I'll see if I can remedy that by tomorrow.

What an experience!

Monday, July 14, 2008

3 days out

Three days to go and I think I have finally dealt with my concerns about getting into the right mental space.

It has been almost 3 weeks since pre-departure training. It feels like a lifetime ago. The reports are already starting to trickle in from the guys that have already left. To be honest, the report from the Thailand kids was more than a little discomforting. After little over 3 days one was in hospital and many more had gastro.

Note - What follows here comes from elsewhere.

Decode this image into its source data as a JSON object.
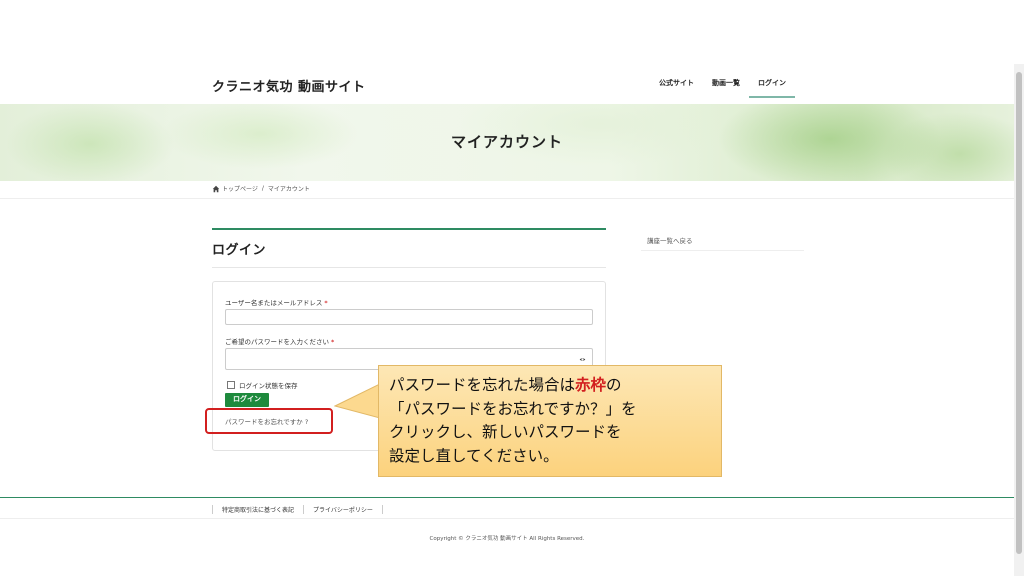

I was watching Blood Diamond on TV the other day, and it really helped drive something home for me. Its a thing that many people have tried to impress on us all through this process. "Don't expect to change the world". Leo di Caprio is playing a Rhodesian who goes on a rant (with what to me was a rather impressive Zimbabwean accent) to the American reporter: "You come here with your laptop computers, your malaria medicine and your little bottles of hand sanitizer and think you can change the outcome, huh? ".

I went climbing the mountain (a hill in Nepali terms) near my house that I used to climb all the time as a kid. It was so peaceful up the top. There were no trucks, cars, dogs or even animals. Just the wind over the grass and me, and the valley in front of me. I think that did a lot to help my state of mind. I am calm and cool and can do this, WOOT!